Longtime readers of UD's blog know that she is herself particularly fond of what she calls (following Saul Bellow) Reality Instructors. These people invariably rise to the occasion on occasions like these, lecturing naive and ignorant us about the ways of the world. Here's this story's RI:
'"It doesn't bother me," said Lisa Glover Henderson, director of energy initiatives at the University of Rochester. "That's part of the world we live in today. I don't think there is a conflict."'
Sing it, sister! Part of the world we live in today! Just the way it is!
Yet, again, once the slightest public attention presses on these sorts of practices, they're shut down, as in this farcical sequence:
'The American Council on Education, using a fund-raising technique worthy of a presidential campaign, created a President's Circle; corporations that pay at least $200,000, according to the Council's Web site, get opportunities for meetings with university presidents and chancellors. The money is used to support programs and research, officials said.
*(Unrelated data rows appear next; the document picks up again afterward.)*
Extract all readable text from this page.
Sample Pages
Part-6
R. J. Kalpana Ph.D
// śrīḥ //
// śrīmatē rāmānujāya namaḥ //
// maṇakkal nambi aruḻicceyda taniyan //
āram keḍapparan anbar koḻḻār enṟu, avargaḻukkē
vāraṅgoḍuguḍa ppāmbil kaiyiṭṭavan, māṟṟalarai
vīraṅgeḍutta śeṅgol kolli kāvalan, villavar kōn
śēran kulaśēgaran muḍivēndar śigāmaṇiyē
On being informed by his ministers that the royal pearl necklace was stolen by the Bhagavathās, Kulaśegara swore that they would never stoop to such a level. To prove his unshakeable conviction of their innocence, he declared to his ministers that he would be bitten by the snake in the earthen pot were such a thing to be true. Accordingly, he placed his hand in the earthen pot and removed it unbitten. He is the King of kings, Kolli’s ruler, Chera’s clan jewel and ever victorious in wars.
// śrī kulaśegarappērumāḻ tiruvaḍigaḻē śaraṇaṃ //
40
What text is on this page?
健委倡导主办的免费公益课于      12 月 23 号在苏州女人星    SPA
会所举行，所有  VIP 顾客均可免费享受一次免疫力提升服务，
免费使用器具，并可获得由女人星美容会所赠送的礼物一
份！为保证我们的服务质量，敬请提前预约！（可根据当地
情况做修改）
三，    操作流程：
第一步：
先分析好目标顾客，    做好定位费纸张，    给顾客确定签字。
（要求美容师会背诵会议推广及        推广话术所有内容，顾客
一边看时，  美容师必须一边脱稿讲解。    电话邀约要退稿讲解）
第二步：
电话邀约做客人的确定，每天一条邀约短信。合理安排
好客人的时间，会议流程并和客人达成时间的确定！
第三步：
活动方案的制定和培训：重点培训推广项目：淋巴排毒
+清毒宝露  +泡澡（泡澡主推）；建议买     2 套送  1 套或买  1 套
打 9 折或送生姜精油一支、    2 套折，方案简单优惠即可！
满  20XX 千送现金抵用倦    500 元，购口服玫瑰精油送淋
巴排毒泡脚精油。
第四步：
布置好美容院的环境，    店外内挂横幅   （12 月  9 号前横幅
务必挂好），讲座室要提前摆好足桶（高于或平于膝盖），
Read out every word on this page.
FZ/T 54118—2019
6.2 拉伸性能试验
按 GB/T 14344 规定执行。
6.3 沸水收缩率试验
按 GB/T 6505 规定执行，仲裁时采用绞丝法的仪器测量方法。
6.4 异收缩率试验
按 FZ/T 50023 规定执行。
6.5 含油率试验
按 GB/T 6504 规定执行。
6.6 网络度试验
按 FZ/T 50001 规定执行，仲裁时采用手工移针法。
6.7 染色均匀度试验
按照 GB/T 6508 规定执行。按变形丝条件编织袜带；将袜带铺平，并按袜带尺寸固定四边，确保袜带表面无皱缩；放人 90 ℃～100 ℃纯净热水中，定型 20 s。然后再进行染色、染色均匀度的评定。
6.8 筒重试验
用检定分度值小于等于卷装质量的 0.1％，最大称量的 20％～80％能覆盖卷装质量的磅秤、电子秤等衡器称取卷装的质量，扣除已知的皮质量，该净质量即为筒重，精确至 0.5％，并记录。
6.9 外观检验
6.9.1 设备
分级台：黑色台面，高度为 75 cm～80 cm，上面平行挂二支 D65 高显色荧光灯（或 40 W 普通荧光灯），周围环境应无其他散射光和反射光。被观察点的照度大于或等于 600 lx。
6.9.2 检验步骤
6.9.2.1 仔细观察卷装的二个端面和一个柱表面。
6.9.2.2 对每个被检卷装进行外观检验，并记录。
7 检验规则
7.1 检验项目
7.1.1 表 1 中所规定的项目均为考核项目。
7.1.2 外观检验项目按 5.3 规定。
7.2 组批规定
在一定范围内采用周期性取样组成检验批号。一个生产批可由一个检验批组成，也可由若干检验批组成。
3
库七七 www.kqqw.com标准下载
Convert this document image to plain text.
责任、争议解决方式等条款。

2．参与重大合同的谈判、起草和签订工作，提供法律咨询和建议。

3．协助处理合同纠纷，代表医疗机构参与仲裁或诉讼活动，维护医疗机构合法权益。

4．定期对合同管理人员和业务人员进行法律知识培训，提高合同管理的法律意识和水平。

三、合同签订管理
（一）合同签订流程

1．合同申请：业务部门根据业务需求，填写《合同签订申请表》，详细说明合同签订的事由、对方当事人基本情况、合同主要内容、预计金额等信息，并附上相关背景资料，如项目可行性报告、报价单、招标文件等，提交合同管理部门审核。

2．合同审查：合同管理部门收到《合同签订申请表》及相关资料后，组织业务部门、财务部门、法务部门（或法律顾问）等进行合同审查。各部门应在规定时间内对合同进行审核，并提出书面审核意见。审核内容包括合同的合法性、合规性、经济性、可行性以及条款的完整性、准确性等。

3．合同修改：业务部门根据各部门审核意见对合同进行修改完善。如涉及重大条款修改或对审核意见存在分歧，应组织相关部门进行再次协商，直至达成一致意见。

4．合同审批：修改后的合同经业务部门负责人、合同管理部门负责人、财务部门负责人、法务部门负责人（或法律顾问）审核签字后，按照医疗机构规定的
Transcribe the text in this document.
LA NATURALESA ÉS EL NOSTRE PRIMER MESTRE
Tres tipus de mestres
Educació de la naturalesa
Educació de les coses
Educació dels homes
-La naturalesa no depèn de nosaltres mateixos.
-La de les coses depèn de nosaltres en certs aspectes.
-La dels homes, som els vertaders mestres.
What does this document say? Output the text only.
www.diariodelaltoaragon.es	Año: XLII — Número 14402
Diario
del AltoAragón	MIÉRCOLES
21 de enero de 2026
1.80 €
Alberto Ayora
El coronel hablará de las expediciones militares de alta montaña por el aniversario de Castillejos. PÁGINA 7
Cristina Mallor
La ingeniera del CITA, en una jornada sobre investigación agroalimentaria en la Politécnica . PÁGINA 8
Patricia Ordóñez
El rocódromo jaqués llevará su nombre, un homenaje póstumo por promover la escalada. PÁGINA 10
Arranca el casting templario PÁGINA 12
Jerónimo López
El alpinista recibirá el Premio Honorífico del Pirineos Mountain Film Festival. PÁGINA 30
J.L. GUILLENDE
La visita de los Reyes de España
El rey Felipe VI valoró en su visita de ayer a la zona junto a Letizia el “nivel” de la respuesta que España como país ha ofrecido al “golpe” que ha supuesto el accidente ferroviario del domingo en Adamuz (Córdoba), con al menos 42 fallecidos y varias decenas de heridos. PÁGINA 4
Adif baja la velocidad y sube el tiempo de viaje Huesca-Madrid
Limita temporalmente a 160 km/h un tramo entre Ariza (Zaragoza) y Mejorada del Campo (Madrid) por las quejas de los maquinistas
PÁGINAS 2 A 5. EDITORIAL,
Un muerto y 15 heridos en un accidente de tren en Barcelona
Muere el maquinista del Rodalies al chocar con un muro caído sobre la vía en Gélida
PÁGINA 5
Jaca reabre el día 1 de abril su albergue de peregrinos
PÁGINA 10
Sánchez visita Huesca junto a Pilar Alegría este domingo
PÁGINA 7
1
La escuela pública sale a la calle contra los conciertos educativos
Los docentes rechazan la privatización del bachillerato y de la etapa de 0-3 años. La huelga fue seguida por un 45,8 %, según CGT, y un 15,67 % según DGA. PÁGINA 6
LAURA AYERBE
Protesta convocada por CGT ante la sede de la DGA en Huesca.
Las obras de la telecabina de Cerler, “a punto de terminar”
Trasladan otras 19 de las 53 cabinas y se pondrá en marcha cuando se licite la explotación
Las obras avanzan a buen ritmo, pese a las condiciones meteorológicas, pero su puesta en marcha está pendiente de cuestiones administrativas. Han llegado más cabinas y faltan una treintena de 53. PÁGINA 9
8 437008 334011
Terry Hartle, senior vice president of the American Council on Education, said that the President's Circle was created two years ago and that no such meetings had ever been held. Mr. Hartle also said, just a few minutes after a reporter asked questions about the offer of access to senior officials, that the council decided to remove the provision.'
Inquisitive reporters and cynically ill-served students are also, after all, part of the world we live in today.